Sessiz hıçkırıklar boğazıma hücum etti.
-"Haluk Uygun evden çıkıyor. Birazdan geleceğim yanına" Edis'in sesiydi bu. Yüzüme bir tebessüm oturdu.
Yaklaşık 5 dakika sonra odamın kapısı çalındı.
-"Gel" dedim. İçeriye Edis'in girmesiyle tebessüm ettim. Elini uzattı.
-"Gel aşağıya iniyoruz" dedi. Sorgusuzca elini tuttum. Bodruma inince buranın tarzının değiştiğini gördüm. Ortada bir masa ve üstünde şarap şişeleri vardı. Oturmam için bir sandalye çekti.
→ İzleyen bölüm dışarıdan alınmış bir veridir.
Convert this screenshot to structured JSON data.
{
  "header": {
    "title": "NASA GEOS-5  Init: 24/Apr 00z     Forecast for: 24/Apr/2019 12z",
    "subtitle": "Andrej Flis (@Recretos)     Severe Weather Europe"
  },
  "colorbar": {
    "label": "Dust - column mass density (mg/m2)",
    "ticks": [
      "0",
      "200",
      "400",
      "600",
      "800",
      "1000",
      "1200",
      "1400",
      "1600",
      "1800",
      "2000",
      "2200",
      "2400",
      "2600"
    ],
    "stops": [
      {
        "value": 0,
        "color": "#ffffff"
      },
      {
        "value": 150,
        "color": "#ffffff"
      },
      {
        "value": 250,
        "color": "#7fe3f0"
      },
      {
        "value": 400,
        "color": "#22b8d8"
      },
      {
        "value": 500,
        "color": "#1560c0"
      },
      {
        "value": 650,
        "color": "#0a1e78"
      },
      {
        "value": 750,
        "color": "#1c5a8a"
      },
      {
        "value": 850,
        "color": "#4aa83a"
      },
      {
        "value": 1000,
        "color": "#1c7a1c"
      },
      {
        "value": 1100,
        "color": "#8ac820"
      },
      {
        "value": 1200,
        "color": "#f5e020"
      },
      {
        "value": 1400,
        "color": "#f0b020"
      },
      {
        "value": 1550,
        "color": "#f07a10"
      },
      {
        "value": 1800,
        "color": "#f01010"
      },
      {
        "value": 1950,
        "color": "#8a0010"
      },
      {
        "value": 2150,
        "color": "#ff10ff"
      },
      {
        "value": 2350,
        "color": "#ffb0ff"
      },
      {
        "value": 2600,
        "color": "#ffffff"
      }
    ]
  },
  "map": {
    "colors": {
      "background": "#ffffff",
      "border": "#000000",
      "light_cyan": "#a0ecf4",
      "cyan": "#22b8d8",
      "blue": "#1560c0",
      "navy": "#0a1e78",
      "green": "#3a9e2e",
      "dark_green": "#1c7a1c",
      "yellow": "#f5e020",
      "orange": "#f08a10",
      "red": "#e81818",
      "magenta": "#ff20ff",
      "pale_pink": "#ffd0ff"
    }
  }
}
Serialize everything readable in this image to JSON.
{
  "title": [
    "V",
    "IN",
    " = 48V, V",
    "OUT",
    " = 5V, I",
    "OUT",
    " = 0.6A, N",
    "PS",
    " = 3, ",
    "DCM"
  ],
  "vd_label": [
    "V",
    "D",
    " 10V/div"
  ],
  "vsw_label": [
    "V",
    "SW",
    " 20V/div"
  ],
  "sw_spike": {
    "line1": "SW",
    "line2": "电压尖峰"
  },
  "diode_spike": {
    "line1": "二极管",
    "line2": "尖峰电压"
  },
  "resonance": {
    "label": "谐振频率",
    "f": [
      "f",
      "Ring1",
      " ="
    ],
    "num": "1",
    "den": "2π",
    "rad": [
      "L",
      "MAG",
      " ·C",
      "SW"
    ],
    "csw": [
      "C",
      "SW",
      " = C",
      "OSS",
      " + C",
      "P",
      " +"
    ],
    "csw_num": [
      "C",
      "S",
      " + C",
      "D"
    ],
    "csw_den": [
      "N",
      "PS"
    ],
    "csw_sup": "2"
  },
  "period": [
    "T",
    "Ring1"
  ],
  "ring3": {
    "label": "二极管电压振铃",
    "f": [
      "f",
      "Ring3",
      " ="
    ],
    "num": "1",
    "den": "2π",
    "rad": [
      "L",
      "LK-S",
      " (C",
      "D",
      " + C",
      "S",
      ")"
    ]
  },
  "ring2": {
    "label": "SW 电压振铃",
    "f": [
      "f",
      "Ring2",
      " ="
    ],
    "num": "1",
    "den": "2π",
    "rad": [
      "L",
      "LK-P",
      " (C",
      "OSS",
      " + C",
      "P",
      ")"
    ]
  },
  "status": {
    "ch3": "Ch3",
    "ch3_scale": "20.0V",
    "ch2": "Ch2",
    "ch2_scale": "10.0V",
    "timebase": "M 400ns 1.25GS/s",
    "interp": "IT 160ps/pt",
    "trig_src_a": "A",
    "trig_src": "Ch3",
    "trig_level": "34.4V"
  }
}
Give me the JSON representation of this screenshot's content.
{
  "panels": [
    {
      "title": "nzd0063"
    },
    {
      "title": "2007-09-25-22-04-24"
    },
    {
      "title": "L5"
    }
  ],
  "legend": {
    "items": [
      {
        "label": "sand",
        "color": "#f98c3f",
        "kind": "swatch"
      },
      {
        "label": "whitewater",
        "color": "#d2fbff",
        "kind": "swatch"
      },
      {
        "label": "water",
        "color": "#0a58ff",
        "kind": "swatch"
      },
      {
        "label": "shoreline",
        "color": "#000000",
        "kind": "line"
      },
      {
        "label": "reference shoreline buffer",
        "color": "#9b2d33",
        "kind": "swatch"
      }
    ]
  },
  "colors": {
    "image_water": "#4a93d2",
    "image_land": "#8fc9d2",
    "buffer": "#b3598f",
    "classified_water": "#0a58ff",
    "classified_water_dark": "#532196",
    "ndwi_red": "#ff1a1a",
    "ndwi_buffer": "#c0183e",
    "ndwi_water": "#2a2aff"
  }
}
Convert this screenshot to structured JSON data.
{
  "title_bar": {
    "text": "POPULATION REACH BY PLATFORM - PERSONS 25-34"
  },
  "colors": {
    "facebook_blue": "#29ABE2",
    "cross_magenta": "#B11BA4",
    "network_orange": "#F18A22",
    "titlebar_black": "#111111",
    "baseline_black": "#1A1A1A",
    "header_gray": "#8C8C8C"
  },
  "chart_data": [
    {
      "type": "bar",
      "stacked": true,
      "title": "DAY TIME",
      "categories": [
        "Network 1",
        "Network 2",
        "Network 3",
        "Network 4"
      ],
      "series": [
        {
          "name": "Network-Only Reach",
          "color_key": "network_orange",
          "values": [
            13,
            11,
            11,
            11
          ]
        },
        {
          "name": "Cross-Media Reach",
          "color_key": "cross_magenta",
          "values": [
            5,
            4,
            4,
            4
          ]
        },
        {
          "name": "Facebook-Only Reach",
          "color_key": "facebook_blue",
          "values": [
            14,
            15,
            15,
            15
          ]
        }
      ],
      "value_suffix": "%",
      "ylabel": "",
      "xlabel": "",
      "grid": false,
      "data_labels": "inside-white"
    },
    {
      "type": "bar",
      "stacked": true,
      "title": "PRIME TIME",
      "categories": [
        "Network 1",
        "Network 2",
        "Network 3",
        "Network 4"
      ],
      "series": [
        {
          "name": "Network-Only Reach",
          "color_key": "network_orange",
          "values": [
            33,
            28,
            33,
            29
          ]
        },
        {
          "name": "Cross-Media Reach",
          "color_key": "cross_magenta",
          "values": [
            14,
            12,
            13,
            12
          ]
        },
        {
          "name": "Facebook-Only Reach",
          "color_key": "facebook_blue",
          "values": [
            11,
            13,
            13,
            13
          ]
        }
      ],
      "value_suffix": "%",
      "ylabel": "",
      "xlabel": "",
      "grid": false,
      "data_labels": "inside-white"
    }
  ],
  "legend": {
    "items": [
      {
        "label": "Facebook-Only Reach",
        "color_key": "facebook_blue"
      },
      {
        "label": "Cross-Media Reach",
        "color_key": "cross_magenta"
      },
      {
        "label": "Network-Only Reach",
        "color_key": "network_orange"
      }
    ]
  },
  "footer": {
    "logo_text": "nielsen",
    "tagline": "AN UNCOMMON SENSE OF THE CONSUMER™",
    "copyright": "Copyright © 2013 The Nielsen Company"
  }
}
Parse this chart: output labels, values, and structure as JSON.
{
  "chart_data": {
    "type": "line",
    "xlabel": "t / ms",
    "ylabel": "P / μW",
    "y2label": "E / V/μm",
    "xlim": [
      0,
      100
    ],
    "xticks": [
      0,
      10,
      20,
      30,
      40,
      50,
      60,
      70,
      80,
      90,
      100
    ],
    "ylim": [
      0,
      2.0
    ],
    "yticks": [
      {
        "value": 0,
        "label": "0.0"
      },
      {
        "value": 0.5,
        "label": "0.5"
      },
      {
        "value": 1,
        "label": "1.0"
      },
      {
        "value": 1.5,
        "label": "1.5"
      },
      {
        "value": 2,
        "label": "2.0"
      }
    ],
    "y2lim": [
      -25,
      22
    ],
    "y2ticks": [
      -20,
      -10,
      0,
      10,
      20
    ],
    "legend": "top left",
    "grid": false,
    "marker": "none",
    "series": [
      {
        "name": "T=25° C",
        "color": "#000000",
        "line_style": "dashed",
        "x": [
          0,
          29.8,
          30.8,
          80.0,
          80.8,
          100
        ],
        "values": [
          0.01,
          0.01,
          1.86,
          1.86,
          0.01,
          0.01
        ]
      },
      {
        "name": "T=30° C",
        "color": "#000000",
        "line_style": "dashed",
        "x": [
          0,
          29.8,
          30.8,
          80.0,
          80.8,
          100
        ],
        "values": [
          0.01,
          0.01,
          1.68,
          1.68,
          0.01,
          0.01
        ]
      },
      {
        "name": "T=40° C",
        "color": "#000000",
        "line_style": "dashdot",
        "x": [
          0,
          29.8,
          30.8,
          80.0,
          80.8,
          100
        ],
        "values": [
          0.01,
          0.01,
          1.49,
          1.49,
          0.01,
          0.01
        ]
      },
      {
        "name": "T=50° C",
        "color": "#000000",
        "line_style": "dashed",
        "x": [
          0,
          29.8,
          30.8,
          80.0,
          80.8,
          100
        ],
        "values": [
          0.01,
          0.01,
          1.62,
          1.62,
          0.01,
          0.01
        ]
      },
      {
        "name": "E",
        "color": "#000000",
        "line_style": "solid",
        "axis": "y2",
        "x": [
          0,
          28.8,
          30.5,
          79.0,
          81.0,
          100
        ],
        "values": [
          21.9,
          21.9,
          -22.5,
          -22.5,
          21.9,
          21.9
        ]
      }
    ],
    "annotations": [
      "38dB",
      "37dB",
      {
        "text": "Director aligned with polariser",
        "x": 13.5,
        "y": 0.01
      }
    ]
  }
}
Oturduktan sonra bir kadeh şarap doldurup önüme koydu.
-"Sarhoş olup mu konuşmak istersin yoksa ayık olarak mı?" Dedi. Yüzünde endişe ve heyecan vardı. Bir şeyler olmuştu Edis'e. Sabahki halinden çok farklıydı.
-"Tamam anlaşılan sarhoş olmak istemiyorsun..." dedi ve sandalyeyi ters çevirip oturdu.
Cebinden sabahki bıçak korumasını çıkartıp bana doğru tuttu.
-" Bana bak!" Dedi. Gozlerimi tuttuğu şeyden alıp gözlerine diktim.
-"Sen beni sevdiğini söylüyordun dimi" dedi. Sesinde öfke vardı.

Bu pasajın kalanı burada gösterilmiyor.